Томъ шестой. За океаномъ | страница 24



Въ концѣ концовъ, несмотря на свою большую душевную силу, этотъ человѣкъ представлялъ изъ себя странную смѣсь бывшаго елисаветградскаго талмудиста съ американскимъ политическимъ дѣятелемъ. Америка научила его говоритъ рѣчи, искусно вести политическую агитацію, но у него не было времени выработать себѣ связное міросозерцаніе, и недаромъ въ спорѣ съ Бугаевскимъ онъ такъ круто противопоставилъ своего Бога «натурѣ» предполагаемыхъ защитниковъ матеріализма.

Разговоръ сдѣлался общимъ. Со всѣхъ сторонъ посыпались обвиненія противъ благотворительныхъ реформаторовъ, которые были неспособны воспринять малѣйшую творческую мысль и упорно воспроизводили затхлые буржуазные зады.

Но Бугаевскій не хотѣлъ уступить.

— А вы знаете, сколько народу приходится въ Дантанѣ на квадратную сажень? — восклицалъ онъ задорно. — Даже въ Пекинѣ или Калькутѣ нѣтъ такой скученности. Пройдитесь-ка въ іюньскую ночь по «Свинному рынку». Люди на улицахъ спятъ вповалку, на тротуарѣ ступить негдѣ, на человѣка наступишь. Здѣсь, по крайней мѣрѣ, дышать есть чѣмъ!..

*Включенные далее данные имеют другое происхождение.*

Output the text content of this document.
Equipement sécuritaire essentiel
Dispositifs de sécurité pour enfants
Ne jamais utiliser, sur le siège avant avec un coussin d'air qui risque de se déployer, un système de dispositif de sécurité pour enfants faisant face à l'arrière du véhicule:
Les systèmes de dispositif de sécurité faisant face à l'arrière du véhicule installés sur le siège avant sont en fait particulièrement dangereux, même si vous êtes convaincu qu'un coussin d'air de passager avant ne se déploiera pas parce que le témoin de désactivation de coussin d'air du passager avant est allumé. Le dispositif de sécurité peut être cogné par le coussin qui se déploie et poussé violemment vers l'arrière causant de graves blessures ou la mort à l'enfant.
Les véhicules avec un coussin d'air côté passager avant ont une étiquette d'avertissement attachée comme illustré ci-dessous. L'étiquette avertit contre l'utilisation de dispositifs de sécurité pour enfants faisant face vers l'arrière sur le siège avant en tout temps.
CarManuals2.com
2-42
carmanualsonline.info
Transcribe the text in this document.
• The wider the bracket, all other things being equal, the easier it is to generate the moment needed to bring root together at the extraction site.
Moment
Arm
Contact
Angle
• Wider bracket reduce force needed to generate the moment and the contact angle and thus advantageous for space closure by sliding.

Сами евреи прозвали «Свинымъ рынкомъ» самую грязную часть Дантана — Нью-Іоркскаго нижняго города. Тамъ царила въ полной силѣ нечистоплотность, вывезенная изъ пинскихъ лѣсовъ и литовскихъ мѣстечекъ. Люди жили, ѣли и спали на улицѣ, и только дождь или морозъ загонялъ ихъ на время подъ зловонную и удушливую кровлю.

Адвокатъ Журавскій, высокій и тощій, съ жидкой бородкой и нервнымъ лицомъ, сердито усмѣхнулся.

— Здѣсь, въ Ноксвилѣ, еще можно терпѣть, — сказалъ онъ, — а вы подумайте, что они въ Аргентинѣ сдѣлали!

— Я тамъ не былъ! — уклончиво сказалъ Бугаевскій.

— Вонъ докторъ Борисъ былъ, — сказалъ Журавскій, — спросите его!

Борисъ Харбинъ улучилъ-таки свободную минуту и подошелъ къ столу за своимъ чаемъ. Онъ все-таки не присѣлъ и пилъ чай стоя, ожидая каждую минуту, что его опять позовутъ.

Онъ ничего не отвѣтилъ на вызовъ Журавскаго, но по лицу его прошла тѣнь, и морщина между бровей внезапно стала глубже, какъ будто кто-то подновилъ ее невидимымъ рѣзцомъ.

Борисъ Харбинъ пріѣхалъ въ Америку уже сложившимся человѣкомъ, имѣя за плечами два докторскихъ диплома, берлинскій и московскій, и трехлѣтнюю земскую практику. Онъ увлекся идеей еврейскаго земледѣлія и отправился въ Аргентину, гдѣ устройство новыхъ колоній было въ полномъ разгарѣ. Черезъ полгода онъ уѣхалъ оттуда чуть живой, разбитый физически и нравственно, но съ репутаціей безпокойнаго человѣка, котораго не слѣдуетъ подпускать близко къ общественнымъ дѣламъ. Отъ изнурительной лихорадки, нажитой въ Аргентинѣ, онъ оправился только черезъ годъ, и съ тѣхъ поръ не любилъ вспоминать объ этомъ періодѣ своей жизни.